# Starting the simulation



## 33truballa33 (Oct 18, 2004)

well im going to try to do the method that frank talked about with caribes. i got some poster board and im going to be covering up the sides and from of the tank except for lil eye holes. I was wondering do i turn off my powerhead as well? or do i leave that one. i will be turning off my filters and running an air wand one the planted side which is also the side with the power head. ill lower the water about a good 25% in about 10 minutes and being the experiment.. hopefully all goes well.. plz give me advice if any of you guys have any thanks a lot

RB

edit: what kinda feeding schedule should i put the p's on??? feed them less often since its dry season? ive been feeding the shrimp and sum catfish fillets of late. and plan on having them in dry season mode for about a week.


----------



## 33truballa33 (Oct 18, 2004)

well the tank is poster boarded up with my lil eye holes in there. the temp has been raised to about 82 ish.. the foil from the lights has been removed to simulate the beaming sun haha uhm filters are off bubble wand is going .. shoudl i keep them in this for a week then rainy season and just keep repeating?? or should i extend the dry season for a bit longer?? ive heard some say for a week and some say for 3 months as that is how long regular seasons last but i probably wont do it for three months because i will b out of town quite a bit and rather not leave them in the dry conditions without monitoring them. thanks.. any replies mayb ..????


----------



## mantis (May 16, 2003)

Have u read up at opefe?

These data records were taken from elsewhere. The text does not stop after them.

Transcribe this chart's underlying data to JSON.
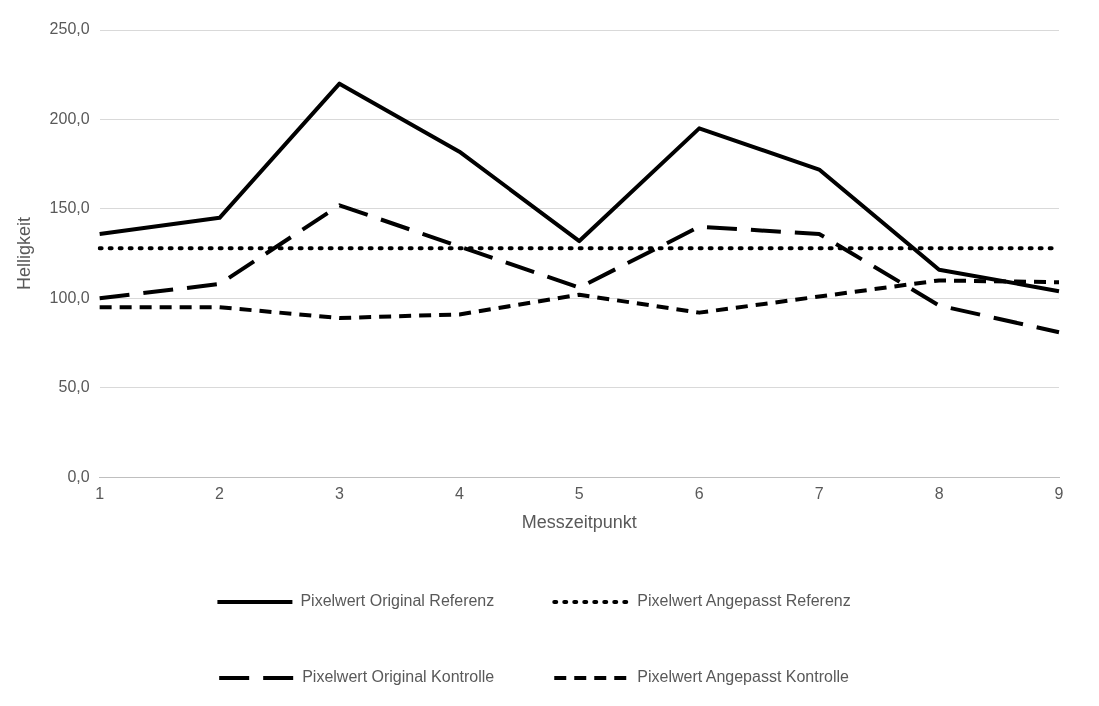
{
  "chart_data": {
    "type": "line",
    "xlabel": "Messzeitpunkt",
    "ylabel": "Helligkeit",
    "categories": [
      "1",
      "2",
      "3",
      "4",
      "5",
      "6",
      "7",
      "8",
      "9"
    ],
    "series": [
      {
        "name": "Pixelwert Original Referenz",
        "color": "#000000",
        "line_style": "solid",
        "values": [
          136,
          145,
          220,
          182,
          132,
          195,
          172,
          116,
          104
        ]
      },
      {
        "name": "Pixelwert Angepasst Referenz",
        "color": "#000000",
        "line_style": "dotted",
        "values": [
          128,
          128,
          128,
          128,
          128,
          128,
          128,
          128,
          128
        ]
      },
      {
        "name": "Pixelwert Original Kontrolle",
        "color": "#000000",
        "line_style": "dashed",
        "values": [
          100,
          108,
          152,
          129,
          106,
          140,
          136,
          96,
          81
        ]
      },
      {
        "name": "Pixelwert Angepasst Kontrolle",
        "color": "#000000",
        "line_style": "dashed",
        "values": [
          95,
          95,
          89,
          91,
          102,
          92,
          101,
          110,
          109
        ]
      }
    ],
    "ylim": [
      0,
      250
    ],
    "yticks": [
      {
        "value": 0,
        "label": "0,0"
      },
      {
        "value": 50,
        "label": "50,0"
      },
      {
        "value": 100,
        "label": "100,0"
      },
      {
        "value": 150,
        "label": "150,0"
      },
      {
        "value": 200,
        "label": "200,0"
      },
      {
        "value": 250,
        "label": "250,0"
      }
    ],
    "grid": "y",
    "legend": "bottom",
    "marker": "none"
  }
}
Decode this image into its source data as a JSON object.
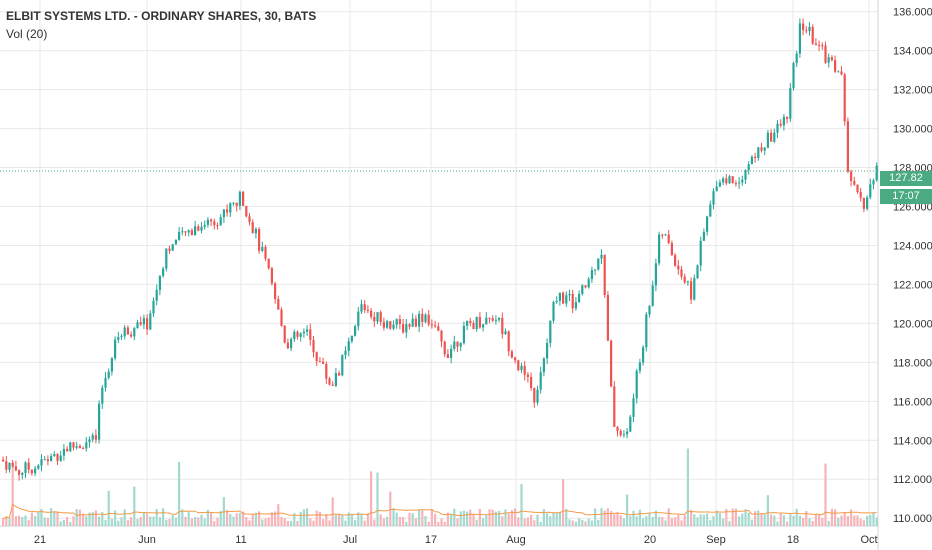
{
  "legend": {
    "title": "ELBIT SYSTEMS LTD. - ORDINARY SHARES, 30, BATS",
    "volume": "Vol (20)"
  },
  "price_tag": {
    "price": "127.82",
    "countdown": "17:07"
  },
  "colors": {
    "up": "#26a69a",
    "down": "#ef5350",
    "vol_up": "#a3d9cf",
    "vol_down": "#f7b3b8",
    "vol_ma": "#f39c47",
    "last_line": "#4aaa82",
    "grid": "#e9e9ea",
    "axis_text": "#333333"
  },
  "chart_data": {
    "type": "candlestick",
    "title": "ELBIT SYSTEMS LTD. - ORDINARY SHARES, 30, BATS",
    "ylim": [
      109.6,
      136.6
    ],
    "y_ticks": [
      110,
      112,
      114,
      116,
      118,
      120,
      122,
      124,
      126,
      128,
      130,
      132,
      134,
      136
    ],
    "x_ticks": [
      "21",
      "Jun",
      "11",
      "Jul",
      "17",
      "Aug",
      "20",
      "Sep",
      "18",
      "Oct"
    ],
    "last_price": 127.82,
    "grid": true,
    "approx_close_path": [
      {
        "date": "21",
        "close": 112.7
      },
      {
        "date": "Jun",
        "close": 120.0
      },
      {
        "date": "11",
        "close": 126.3
      },
      {
        "date": "Jul",
        "close": 121.0
      },
      {
        "date": "17",
        "close": 118.3
      },
      {
        "date": "Aug",
        "close": 116.0
      },
      {
        "date": "20",
        "close": 121.5
      },
      {
        "date": "Sep",
        "close": 126.8
      },
      {
        "date": "18",
        "close": 130.0
      },
      {
        "date": "Oct",
        "close": 127.8
      }
    ],
    "volume_series": {
      "name": "Vol (20)",
      "unit": "shares"
    }
  }
}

There is a mountain of info there on breeding various species. You may be able to get some more idea's.

Good luck


----------



## 33truballa33 (Oct 18, 2004)

yep i read up on there .. there isnt too much known about caribe well at least not too many people want to share their experiences, but i guess ill give this a try then try and alternative method in a couple of months and i WILL post my methods if i have any success. n e more suggestions?


----------